When $x = \frac{\pi}{2}$, $d(x,A) = |\sin \frac{\pi}{2}| = 1$, so $\frac{\pi}{2} - 1\in A$ or $\frac{\pi}{2} + 1\in A$.
If $\frac{\pi}{2} - 1\in A$, let $x = \frac{\pi}{4}$. Then $d(x,A) = \frac{\sqrt{2}}{2}\approx 0.7071\gt 0.2146\approx1-\frac{\pi}{4} = \frac{\pi}{4} - (\frac{\pi}{2}-1)$, the distance from $\frac{\pi}{4}$ to $\frac{\pi}{2}-1$.
And this contradicts the definition of $d(x,A)$.
But it suddenly occurs to me that there is no need $0\in A$, $\pi\in A$ ..., then how can I prove or disprove the existence of A?
Thanks~
Such a set can not exist. Otherwise $$ A \subset \{ x \in \Bbb R \mid d(x, A) = 0 \} = \{ k \pi \mid k \in \Bbb Z \} $$ and that implies that $d(\frac \pi 2, A)\ge \frac \pi 2$, contradicting the assumption that $d(\frac \pi 2, A) = |\sin \frac \pi 2| = 1$.
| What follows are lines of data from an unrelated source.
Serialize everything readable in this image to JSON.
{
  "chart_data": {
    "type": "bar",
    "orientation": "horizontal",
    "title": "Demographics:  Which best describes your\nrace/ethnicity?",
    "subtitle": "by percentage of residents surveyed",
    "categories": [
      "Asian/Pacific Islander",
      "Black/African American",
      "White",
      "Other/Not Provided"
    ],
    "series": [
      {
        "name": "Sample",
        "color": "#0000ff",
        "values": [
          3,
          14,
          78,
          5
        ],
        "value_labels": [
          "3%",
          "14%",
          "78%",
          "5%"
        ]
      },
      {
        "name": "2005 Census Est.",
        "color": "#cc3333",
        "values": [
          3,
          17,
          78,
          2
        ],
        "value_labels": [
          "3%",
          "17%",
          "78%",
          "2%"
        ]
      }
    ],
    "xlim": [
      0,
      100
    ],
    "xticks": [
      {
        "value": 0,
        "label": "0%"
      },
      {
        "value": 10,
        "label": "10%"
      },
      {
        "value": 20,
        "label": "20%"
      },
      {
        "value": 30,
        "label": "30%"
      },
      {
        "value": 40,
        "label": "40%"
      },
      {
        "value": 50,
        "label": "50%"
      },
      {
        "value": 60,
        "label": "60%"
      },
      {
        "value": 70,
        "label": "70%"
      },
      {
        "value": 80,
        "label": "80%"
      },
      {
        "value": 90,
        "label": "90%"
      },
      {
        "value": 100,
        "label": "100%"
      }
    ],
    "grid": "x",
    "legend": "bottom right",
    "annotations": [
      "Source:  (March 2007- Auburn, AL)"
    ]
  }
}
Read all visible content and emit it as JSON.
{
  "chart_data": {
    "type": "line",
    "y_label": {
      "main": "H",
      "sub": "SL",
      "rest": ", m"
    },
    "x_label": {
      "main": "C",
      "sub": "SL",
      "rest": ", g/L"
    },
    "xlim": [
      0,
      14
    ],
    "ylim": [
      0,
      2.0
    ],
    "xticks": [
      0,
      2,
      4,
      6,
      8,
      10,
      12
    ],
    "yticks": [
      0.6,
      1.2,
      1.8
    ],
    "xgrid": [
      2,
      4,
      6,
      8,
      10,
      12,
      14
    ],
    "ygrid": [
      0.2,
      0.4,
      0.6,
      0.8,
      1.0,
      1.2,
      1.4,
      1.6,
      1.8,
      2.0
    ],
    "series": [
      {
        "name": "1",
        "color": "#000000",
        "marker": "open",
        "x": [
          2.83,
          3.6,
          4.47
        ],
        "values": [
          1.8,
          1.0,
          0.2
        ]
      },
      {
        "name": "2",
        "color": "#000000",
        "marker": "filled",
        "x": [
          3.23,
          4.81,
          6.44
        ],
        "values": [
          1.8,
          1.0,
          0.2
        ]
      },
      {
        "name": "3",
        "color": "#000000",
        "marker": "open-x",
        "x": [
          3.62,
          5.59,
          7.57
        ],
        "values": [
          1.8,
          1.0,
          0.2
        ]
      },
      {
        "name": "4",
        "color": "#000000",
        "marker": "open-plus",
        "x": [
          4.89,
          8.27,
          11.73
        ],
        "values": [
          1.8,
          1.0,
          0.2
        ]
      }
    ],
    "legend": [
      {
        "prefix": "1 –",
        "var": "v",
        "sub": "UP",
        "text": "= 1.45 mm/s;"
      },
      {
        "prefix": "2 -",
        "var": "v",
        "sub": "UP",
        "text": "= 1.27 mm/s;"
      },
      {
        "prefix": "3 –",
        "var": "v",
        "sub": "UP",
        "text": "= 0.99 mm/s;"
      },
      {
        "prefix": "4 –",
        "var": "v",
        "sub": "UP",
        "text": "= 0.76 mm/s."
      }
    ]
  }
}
More generally, assume that $f(x) = d(x, A)$ for some set $A \subset \Bbb R$. Then $f(x) = 0$ for $x \in \overline A$. The complement $(\overline A)^C$ is a (finite or countable infinite) union of disjoint open intervals, and on each interval $(x_i, y_i)$ we have $$ f(x) = \min(x-x_i, y_i - x) \, . $$ It follows that $f$ is a sum of “non overlapping triangle functions” $$ f(x) = \sum_i f_i(x) $$ where $$ f_i(x) = \begin{cases} 0 & \text{ if } x \le x_i \\ \min(x-x_i, y_i - x) & \text{ if } x_i < x < y_i \\ 0 & \text{ if } x \ge y_i \\ \end{cases} $$ and $(x_i, y_i)$ are (finite or countably infinite) disjoint intervals.
On the other hand, if $f$ is of this form, the set $$ A = \{ x \in \Bbb R \mid f(x) = 0 \} $$ satisfies $d(x, A) = f(x)$ for all $x \in \Bbb R$.